Raubkunst-Jäger will Geld: Entdecker von Pissarro-Gemälde klagt auf Honorar

Münchner Merkur, 7 February 2012

To read the original German text, click here.

Below is set out an English translation:

Looted art hunter wants money: Discoverer of Pissarro painting taking legal action to obtain his fee

The odyssey of a painting by Camille Pissarro (1830-1903) stolen by the Nazis came to an end with its auction at Christie’s in New York. The dispute about the discovery of the painting “Le Quais Malaquais et l’Institut” and the fee due has not ended. The lawyer and filmmaker Norbert Kückelmann from Munich has, in continuation of a law suit at the Higher District Court Munich (OLG) against the heir of the earlier owner, Gisela Bermann-Fischer, insisted on the payment of €160,000 in addition to the €40,000 already received.
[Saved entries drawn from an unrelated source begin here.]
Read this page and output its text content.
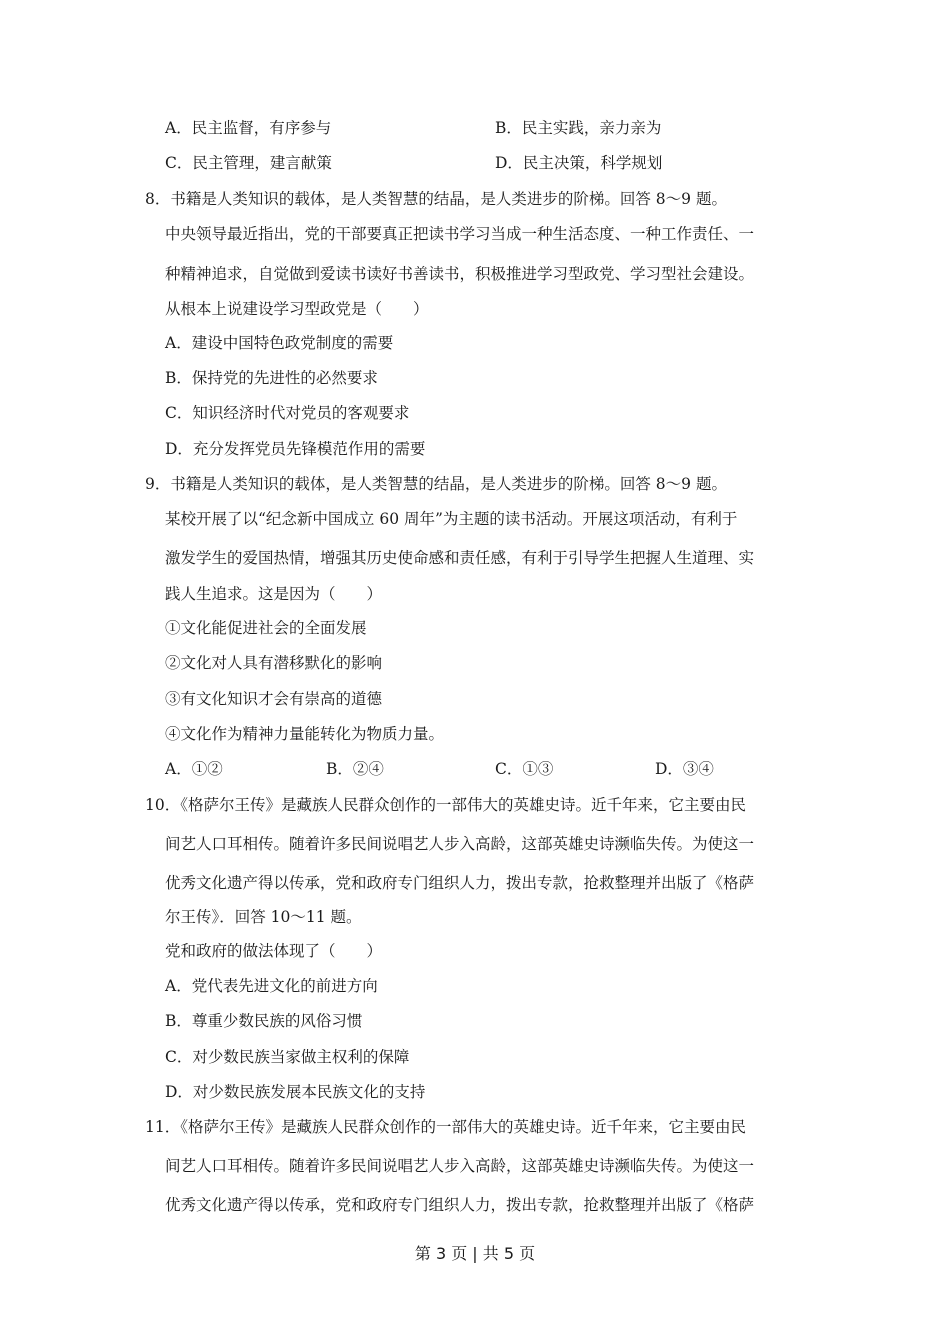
A．民主监督，有序参与	B．民主实践，亲力亲为
C．民主管理，建言献策	D．民主决策，科学规划
8．书籍是人类知识的载体，是人类智慧的结晶，是人类进步的阶梯。回答 8～9 题。
中央领导最近指出，党的干部要真正把读书学习当成一种生活态度、一种工作责任、一
种精神追求，自觉做到爱读书读好书善读书，积极推进学习型政党、学习型社会建设。
从根本上说建设学习型政党是（　　）
A．建设中国特色政党制度的需要
B．保持党的先进性的必然要求
C．知识经济时代对党员的客观要求
D．充分发挥党员先锋模范作用的需要
9．书籍是人类知识的载体，是人类智慧的结晶，是人类进步的阶梯。回答 8～9 题。
某校开展了以“纪念新中国成立 60 周年”为主题的读书活动。开展这项活动，有利于
激发学生的爱国热情，增强其历史使命感和责任感，有利于引导学生把握人生道理、实
践人生追求。这是因为（　　）
①文化能促进社会的全面发展
②文化对人具有潜移默化的影响
③有文化知识才会有崇高的道德
④文化作为精神力量能转化为物质力量。
A．①②	B．②④	C．①③	D．③④
10．《格萨尔王传》是藏族人民群众创作的一部伟大的英雄史诗。近千年来，它主要由民
间艺人口耳相传。随着许多民间说唱艺人步入高龄，这部英雄史诗濒临失传。为使这一
优秀文化遗产得以传承，党和政府专门组织人力，拨出专款，抢救整理并出版了《格萨
尔王传》．回答 10～11 题。
党和政府的做法体现了（　　）
A．党代表先进文化的前进方向
B．尊重少数民族的风俗习惯
C．对少数民族当家做主权利的保障
D．对少数民族发展本民族文化的支持
11．《格萨尔王传》是藏族人民群众创作的一部伟大的英雄史诗。近千年来，它主要由民
间艺人口耳相传。随着许多民间说唱艺人步入高龄，这部英雄史诗濒临失传。为使这一
优秀文化遗产得以传承，党和政府专门组织人力，拨出专款，抢救整理并出版了《格萨
第 3 页 | 共 5 页
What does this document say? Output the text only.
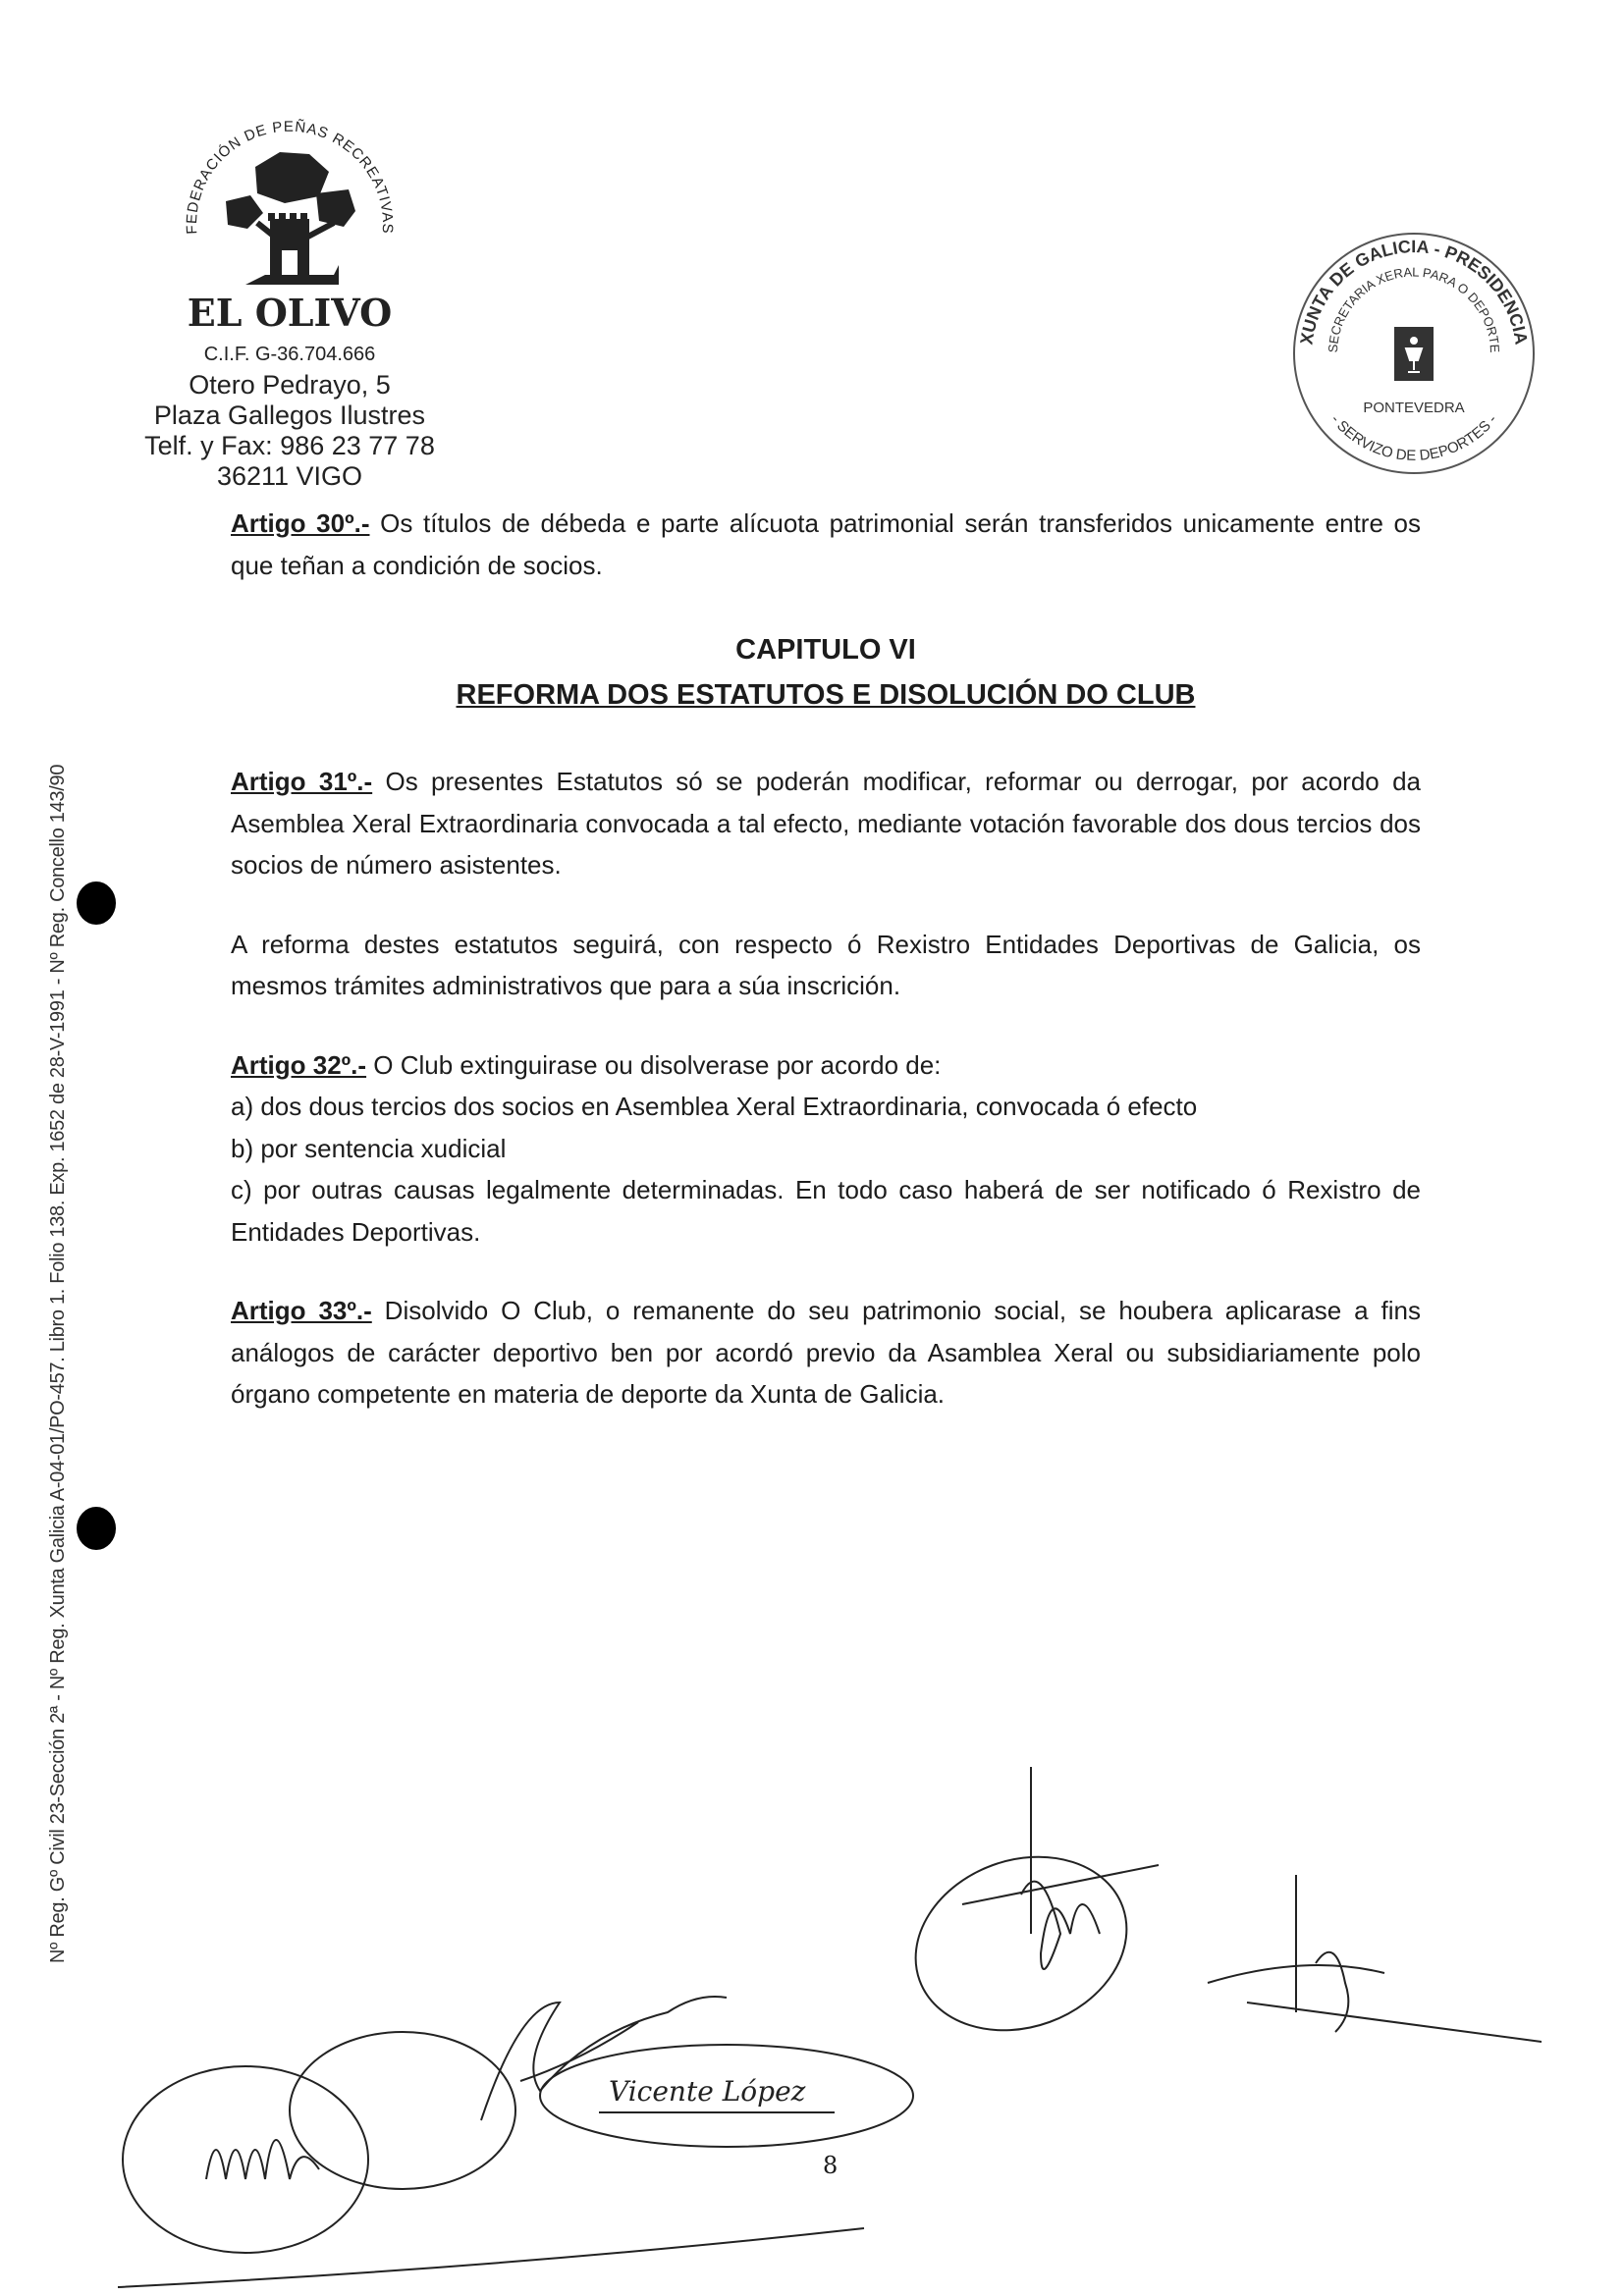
FEDERACIÓN DE PEÑAS RECREATIVAS
EL OLIVO
C.I.F. G-36.704.666
Otero Pedrayo, 5
Plaza Gallegos Ilustres
Telf. y Fax: 986 23 77 78
36211 VIGO
XUNTA DE GALICIA - PRESIDENCIA
SECRETARIA XERAL PARA O DEPORTE
PONTEVEDRA
- SERVIZO DE DEPORTES -
Nº Reg. Gº Civil 23-Sección 2ª - Nº Reg. Xunta Galicia A-04-01/PO-457. Libro 1. Folio 138. Exp. 1652 de 28-V-1991 - Nº Reg. Concello 143/90

Artigo 30º.- Os títulos de débeda e parte alícuota patrimonial serán transferidos unicamente entre os que teñan a condición de socios.

CAPITULO VI
REFORMA DOS ESTATUTOS E DISOLUCIÓN DO CLUB

Artigo 31º.- Os presentes Estatutos só se poderán modificar, reformar ou derrogar, por acordo da Asemblea Xeral Extraordinaria convocada a tal efecto, mediante votación favorable dos dous tercios dos socios de número asistentes.

A reforma destes estatutos seguirá, con respecto ó Rexistro Entidades Deportivas de Galicia, os mesmos trámites administrativos que para a súa inscrición.

Artigo 32º.- O Club extinguirase ou disolverase por acordo de:

a) dos dous tercios dos socios en Asemblea Xeral Extraordinaria, convocada ó efecto

b) por sentencia xudicial

c) por outras causas legalmente determinadas. En todo caso haberá de ser notificado ó Rexistro de Entidades Deportivas.

Artigo 33º.- Disolvido O Club, o remanente do seu patrimonio social, se houbera aplicarase a fins análogos de carácter deportivo ben por acordó previo da Asamblea Xeral ou subsidiariamente polo órgano competente en materia de deporte da Xunta de Galicia.

Vicente López
8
Efforts by the senate of the OLG to achieve a compromise settlement between the two parties, who had been friends for decades, failed due to the refusal of Kückelmann to accept €60,000.

The Pissarro painting belonged to Gottfried Bermann, son in law of the publisher and art collector Samuel Fischer. The Gestapo confiscated it in 1938 in his house in Vienna; Bermann was able to escape. The painting was searched for for decades, before it was found in Switzerland, returned to the heir in 2007 and sold at auction in New York for $1.85m.


Kückelmann had entered into an agreement with Bermann-Fischer in January 2007 that guaranteed him a minimum fee of €200,000.. However, Gunnar Schnable, lawyer of Bermann-Fischer, says he can find no evidence of such a sum being guaranteed. It was believed at the time that the painting had a value of €8m but Schnabel says “ This was a figment of the imagination”. Following the financial crises, the market value was only $1.85million. After paying her co-heirs and her legal costs, his client “went away practically empty handed, that’s the tragedy about the story”.


Kückelmann’s wife, a witness in the case, stated that at least €200,000 were under consideration in the fee agreed at her husband’s law office. But she was not in the room itself but in an adjoining room. “One gets the impression that you are making this up”, admonished the judge. A ruling will be given on 29 February.